Hemos hablado ampliamente de estas dos clases de mentiras, que concitan gran controversia, y ya manifestamos nuestro parecer: Que los auténticos fieles y las personas virtuosas, varones y mujeres, las deben también evitar, de modo que soporten todas las incomodidades que con honradez y fortaleza es posible tolerar. La octava clase de mentira es la que a nadie perjudica y sirve para evitar que alguien sea mancillado en su cuerpo, al menos si se trata de la inmundicia que antes hemos recordado.

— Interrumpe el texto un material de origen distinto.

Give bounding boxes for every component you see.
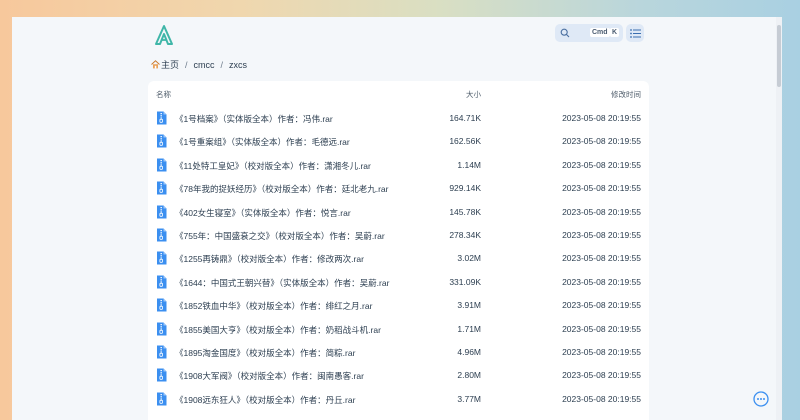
archive-file-icon	[157, 345, 167, 359]
table-row[interactable]: 《1255再铸鼎》（校对版全本）作者：修改两次.rar 3.02M 2023-05-…	[148, 247, 649, 270]
file-name[interactable]: 《1号重案组》（实体版全本）作者：毛德远.rar	[175, 136, 350, 148]
file-modified: 2023-05-08 20:19:55	[562, 136, 641, 147]
breadcrumb-home[interactable]: 主页	[151, 58, 179, 71]
file-size: 3.77M	[457, 393, 481, 404]
table-row[interactable]: 《755年：中国盛衰之交》（校对版全本）作者：吴蔚.rar 278.34K 2023…	[148, 224, 649, 247]
table-row[interactable]: 《402女生寝室》（实体版全本）作者：悦言.rar 145.78K 2023-05-…	[148, 201, 649, 224]
file-modified: 2023-05-08 20:19:55	[562, 393, 641, 404]
file-size: 1.71M	[457, 323, 481, 334]
table-header: 名称 大小 修改时间	[148, 89, 649, 103]
table-row[interactable]: 《1号档案》（实体版全本）作者：冯伟.rar 164.71K 2023-05-08 …	[148, 107, 649, 130]
list-icon	[629, 28, 641, 38]
file-name[interactable]: 《1908远东狂人》（校对版全本）作者：丹丘.rar	[175, 394, 355, 406]
table-row[interactable]: 《1895淘金国度》（校对版全本）作者：简粽.rar 4.96M 2023-05-0…	[148, 341, 649, 364]
file-name[interactable]: 《755年：中国盛衰之交》（校对版全本）作者：吴蔚.rar	[175, 230, 385, 242]
column-header-modified[interactable]: 修改时间	[611, 89, 641, 100]
list-menu-button[interactable]	[626, 24, 644, 42]
table-row[interactable]: 《1908远东狂人》（校对版全本）作者：丹丘.rar 3.77M 2023-05-0…	[148, 388, 649, 411]
breadcrumb-separator: /	[185, 59, 188, 70]
archive-file-icon	[157, 228, 167, 242]
logo-icon[interactable]	[153, 24, 175, 46]
file-modified: 2023-05-08 20:19:55	[562, 159, 641, 170]
breadcrumb: 主页 / cmcc / zxcs	[151, 58, 247, 71]
file-modified: 2023-05-08 20:19:55	[562, 370, 641, 381]
column-header-size[interactable]: 大小	[466, 89, 481, 100]
archive-file-icon	[157, 251, 167, 265]
file-size: 278.34K	[449, 230, 481, 240]
file-size: 164.71K	[449, 113, 481, 123]
breadcrumb-home-label: 主页	[161, 60, 180, 70]
file-modified: 2023-05-08 20:19:55	[562, 183, 641, 194]
more-options-icon[interactable]	[753, 391, 769, 407]
file-modified: 2023-05-08 20:19:55	[562, 230, 641, 240]
file-modified: 2023-05-08 20:19:55	[562, 253, 641, 264]
breadcrumb-item-cmcc[interactable]: cmcc	[194, 60, 215, 70]
table-row[interactable]: 《1852铁血中华》（校对版全本）作者：绯红之月.rar 3.91M 2023-05…	[148, 294, 649, 317]
archive-file-icon	[157, 392, 167, 406]
archive-file-icon	[157, 134, 167, 148]
file-size: 2.80M	[457, 370, 481, 381]
table-row[interactable]: 《1644：中国式王朝兴替》（实体版全本）作者：吴蔚.rar 331.09K 202…	[148, 271, 649, 294]
app-window: Cmd K 主页 / cmcc / zxcs 名称 大小 修改时间 《1号档案》…	[12, 17, 782, 420]
table-row[interactable]: 《1908大军阀》（校对版全本）作者：闽南愚客.rar 2.80M 2023-05-…	[148, 364, 649, 387]
breadcrumb-separator: /	[220, 59, 224, 70]
file-size: 3.91M	[457, 300, 481, 311]
file-size: 3.02M	[457, 253, 481, 264]
file-modified: 2023-05-08 20:19:55	[562, 276, 641, 287]
archive-file-icon	[157, 181, 167, 195]
file-modified: 2023-05-08 20:19:55	[562, 113, 641, 123]
home-icon	[151, 60, 160, 69]
page-scrollbar[interactable]	[776, 17, 782, 420]
file-modified: 2023-05-08 20:19:55	[562, 206, 641, 217]
archive-file-icon	[157, 158, 167, 172]
file-size: 4.96M	[457, 347, 481, 357]
column-header-name[interactable]: 名称	[156, 89, 171, 100]
file-size: 929.14K	[449, 183, 481, 194]
table-row[interactable]: 《11处特工皇妃》（校对版全本）作者：潇湘冬儿.rar 1.14M 2023-05-…	[148, 154, 649, 177]
file-name[interactable]: 《1644：中国式王朝兴替》（实体版全本）作者：吴蔚.rar	[175, 277, 389, 289]
search-icon	[560, 28, 570, 38]
file-size: 1.14M	[457, 159, 481, 170]
file-name[interactable]: 《78年我的捉妖经历》（校对版全本）作者：廷北老九.rar	[175, 183, 388, 195]
archive-file-icon	[157, 298, 167, 312]
file-list: 名称 大小 修改时间 《1号档案》（实体版全本）作者：冯伟.rar 164.71K…	[148, 81, 649, 420]
file-modified: 2023-05-08 20:19:55	[562, 300, 641, 311]
archive-file-icon	[157, 275, 167, 289]
archive-file-icon	[157, 205, 167, 219]
file-size: 162.56K	[449, 136, 481, 147]
breadcrumb-item-zxcs[interactable]: zxcs	[229, 60, 247, 70]
file-size: 145.78K	[449, 206, 481, 217]
archive-file-icon	[157, 322, 167, 336]
file-name[interactable]: 《402女生寝室》（实体版全本）作者：悦言.rar	[175, 207, 351, 219]
file-name[interactable]: 《1895淘金国度》（校对版全本）作者：简粽.rar	[175, 347, 355, 359]
file-modified: 2023-05-08 20:19:55	[562, 323, 641, 334]
file-name[interactable]: 《11处特工皇妃》（校对版全本）作者：潇湘冬儿.rar	[175, 160, 371, 172]
file-name[interactable]: 《1852铁血中华》（校对版全本）作者：绯红之月.rar	[175, 300, 372, 312]
table-row[interactable]: 《1号重案组》（实体版全本）作者：毛德远.rar 162.56K 2023-05-0…	[148, 130, 649, 153]
scrollbar-thumb[interactable]	[777, 25, 781, 87]
file-size: 331.09K	[449, 276, 481, 287]
archive-file-icon	[157, 111, 167, 125]
kbd-k: K	[610, 28, 620, 37]
search-button[interactable]: Cmd K	[555, 24, 623, 42]
file-name[interactable]: 《1908大军阀》（校对版全本）作者：闽南愚客.rar	[175, 370, 364, 382]
file-name[interactable]: 《1255再铸鼎》（校对版全本）作者：修改两次.rar	[175, 253, 364, 265]
archive-file-icon	[157, 368, 167, 382]
file-name[interactable]: 《1号档案》（实体版全本）作者：冯伟.rar	[175, 113, 333, 125]
kbd-cmd: Cmd	[590, 28, 610, 37]
file-modified: 2023-05-08 20:19:55	[562, 347, 641, 357]
file-name[interactable]: 《1855美国大亨》（校对版全本）作者：奶稻战斗机.rar	[175, 324, 381, 336]
table-row[interactable]: 《78年我的捉妖经历》（校对版全本）作者：廷北老九.rar 929.14K 2023…	[148, 177, 649, 200]
table-row[interactable]: 《1855美国大亨》（校对版全本）作者：奶稻战斗机.rar 1.71M 2023-0…	[148, 318, 649, 341]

Pues, aunque los judíos pensaban que era una inmundicia comer sin lavar las manos 28, o si alguien llama a esto inmundicia, no se trata, sin embargo, de aquella que para evitarla se deba mentir. Otro tema es si se ha de mentir cuando se daña injustamente a alguien, aunque la mentira preserve al hombre de esa inmundicia, que todos detestan y aborrecen; es decir, si se puede mentir cuando se trata de una injuria efectiva aunque no pertenezca a esa clase de inmundicia de que ahora tratamos. Pues no se trata ya de la mentira, sino de si se puede injuriar a uno, aunque no sea mintiendo, con el fin de evitar a otro la consabida inmundicia. Eso no creo que pueda hacerse de ningún modo, aunque se trate de una injuria levísima, como la del robo del celemín de trigo del que antes hemos hablado, y aunque nos pregunten, con angustia, si no debemos hacerle a uno esa injuria si ésta puede defender y proteger a otro para que no sufra una violación. Pero, como he dicho, esta es otra cuestión.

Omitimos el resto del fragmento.